As she chases that big break and repeats her mantra, “I will not accept a life I don’t deserve,” Maxine also finds that someone seems to be after her, who has put a private investigator (Kevin Bacon, boiling over the top) on her trail, who is digging up memories from her past. That at least provides some connective tissue to “X,” and motivations beyond the fact that the title character is really, really unhappy in the way that “final girls” often are.

The danger also comes at a time when the city is on high alert, given that it’s 1985 and the Night Stalker killer is still at large.
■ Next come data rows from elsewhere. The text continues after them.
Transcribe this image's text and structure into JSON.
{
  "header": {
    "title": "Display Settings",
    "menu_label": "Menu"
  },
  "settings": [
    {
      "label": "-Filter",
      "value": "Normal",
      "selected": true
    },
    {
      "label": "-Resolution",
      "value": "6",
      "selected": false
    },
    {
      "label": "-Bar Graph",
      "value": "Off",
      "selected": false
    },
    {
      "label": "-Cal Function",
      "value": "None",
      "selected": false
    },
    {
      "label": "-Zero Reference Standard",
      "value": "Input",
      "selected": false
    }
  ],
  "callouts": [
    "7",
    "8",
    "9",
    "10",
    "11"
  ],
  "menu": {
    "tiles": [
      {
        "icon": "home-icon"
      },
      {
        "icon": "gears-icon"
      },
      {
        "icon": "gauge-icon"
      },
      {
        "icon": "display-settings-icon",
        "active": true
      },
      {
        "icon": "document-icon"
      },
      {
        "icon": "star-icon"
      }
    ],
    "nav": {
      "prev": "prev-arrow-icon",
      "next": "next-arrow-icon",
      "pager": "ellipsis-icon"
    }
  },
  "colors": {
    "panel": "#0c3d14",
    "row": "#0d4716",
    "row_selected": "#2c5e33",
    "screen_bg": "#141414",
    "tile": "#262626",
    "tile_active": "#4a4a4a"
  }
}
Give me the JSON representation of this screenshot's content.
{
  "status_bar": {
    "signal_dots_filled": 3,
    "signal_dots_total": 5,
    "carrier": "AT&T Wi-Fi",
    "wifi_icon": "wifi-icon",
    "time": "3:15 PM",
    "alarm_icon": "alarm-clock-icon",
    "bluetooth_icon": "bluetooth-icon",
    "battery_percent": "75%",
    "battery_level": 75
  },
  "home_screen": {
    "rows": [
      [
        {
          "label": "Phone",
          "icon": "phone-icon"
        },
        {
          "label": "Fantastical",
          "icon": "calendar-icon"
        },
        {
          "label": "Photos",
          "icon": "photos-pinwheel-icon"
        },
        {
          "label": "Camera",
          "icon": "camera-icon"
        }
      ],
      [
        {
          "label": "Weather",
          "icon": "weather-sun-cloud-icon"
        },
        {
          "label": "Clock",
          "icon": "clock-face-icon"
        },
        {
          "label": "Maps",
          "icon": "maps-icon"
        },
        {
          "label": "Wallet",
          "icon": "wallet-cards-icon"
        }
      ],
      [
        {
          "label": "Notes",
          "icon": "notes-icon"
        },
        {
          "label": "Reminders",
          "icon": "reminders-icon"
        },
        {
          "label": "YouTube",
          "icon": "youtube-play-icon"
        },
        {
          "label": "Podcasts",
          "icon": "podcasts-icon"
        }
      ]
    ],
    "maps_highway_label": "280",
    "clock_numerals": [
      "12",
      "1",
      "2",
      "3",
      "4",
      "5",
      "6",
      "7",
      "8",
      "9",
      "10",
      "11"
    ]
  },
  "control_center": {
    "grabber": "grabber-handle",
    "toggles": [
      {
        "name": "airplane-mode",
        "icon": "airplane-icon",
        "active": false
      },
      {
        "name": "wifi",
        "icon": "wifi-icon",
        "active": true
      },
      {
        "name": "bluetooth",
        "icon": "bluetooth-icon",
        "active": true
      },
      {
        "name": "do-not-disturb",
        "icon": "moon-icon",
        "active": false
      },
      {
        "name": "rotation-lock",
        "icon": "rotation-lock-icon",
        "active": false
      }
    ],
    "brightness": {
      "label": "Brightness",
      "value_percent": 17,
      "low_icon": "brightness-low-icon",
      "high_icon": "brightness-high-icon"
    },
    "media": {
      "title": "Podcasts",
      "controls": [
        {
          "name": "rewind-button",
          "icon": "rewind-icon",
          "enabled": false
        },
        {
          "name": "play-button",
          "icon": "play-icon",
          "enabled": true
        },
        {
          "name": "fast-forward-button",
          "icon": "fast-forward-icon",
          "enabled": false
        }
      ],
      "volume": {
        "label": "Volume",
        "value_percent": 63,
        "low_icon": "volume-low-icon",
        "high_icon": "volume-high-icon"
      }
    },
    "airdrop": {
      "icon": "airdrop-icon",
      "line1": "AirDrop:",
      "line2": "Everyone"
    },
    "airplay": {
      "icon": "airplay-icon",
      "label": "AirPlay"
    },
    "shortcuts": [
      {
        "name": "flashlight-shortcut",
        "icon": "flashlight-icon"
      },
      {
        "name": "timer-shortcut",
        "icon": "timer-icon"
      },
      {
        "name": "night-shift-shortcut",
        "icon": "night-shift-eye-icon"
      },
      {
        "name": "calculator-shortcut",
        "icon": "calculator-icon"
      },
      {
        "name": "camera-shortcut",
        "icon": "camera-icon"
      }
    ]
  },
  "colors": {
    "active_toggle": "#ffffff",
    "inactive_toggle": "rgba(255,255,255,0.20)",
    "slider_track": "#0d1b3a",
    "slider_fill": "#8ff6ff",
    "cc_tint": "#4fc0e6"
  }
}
Not that Maxine’s porn friends seem particularly edgy as they scrape and claw, looking for people with the power to advance their careers.

Justin Lubin/A24

Halsey and Mia Goth in “MaXXXine.”

In addition to Bacon, the cast includes Halsey, Giancarlo Esposito, “The Crown” star Elizabeth Debicki, and Bobby Cannavale and Michelle Monaghan as a pair of detectives eager to find out what Maxine knows about the crime wave around her — which only fuels her skepticism and can-do attitude, and she applies that same relentless pursuit of fame to her self-defense.

Goth once again turns her alter ego into a force of nature, but the film’s simplest pleasures come from its evocation of the era, with songs like “Bette Davis Eyes” and the hit “St. Elmo’s Fire,” as well as Angelyne billboards and nods to films like “Dressed to Kill.”

While box office sales have shown some positive signs of recovery this summer, horror has remained a reliable source of revenue since the start of the pandemic, thanks in part to the quality of films like “X” and “Pearl,” which are outselling future blockbusters so long as they deliver the requisite thrills.

West mixes some humor in with the gore here, though the payoff is unfortunately not as high as the buildup. By then, however, “MaXXXine” has delivered enough nostalgia for its genre to warrant a stroll through the alleys, and not coincidentally, the showcase and send-off the Goth character deserves.

“MaXXXine” opens in U.S. theaters on July 5. The film is rated R.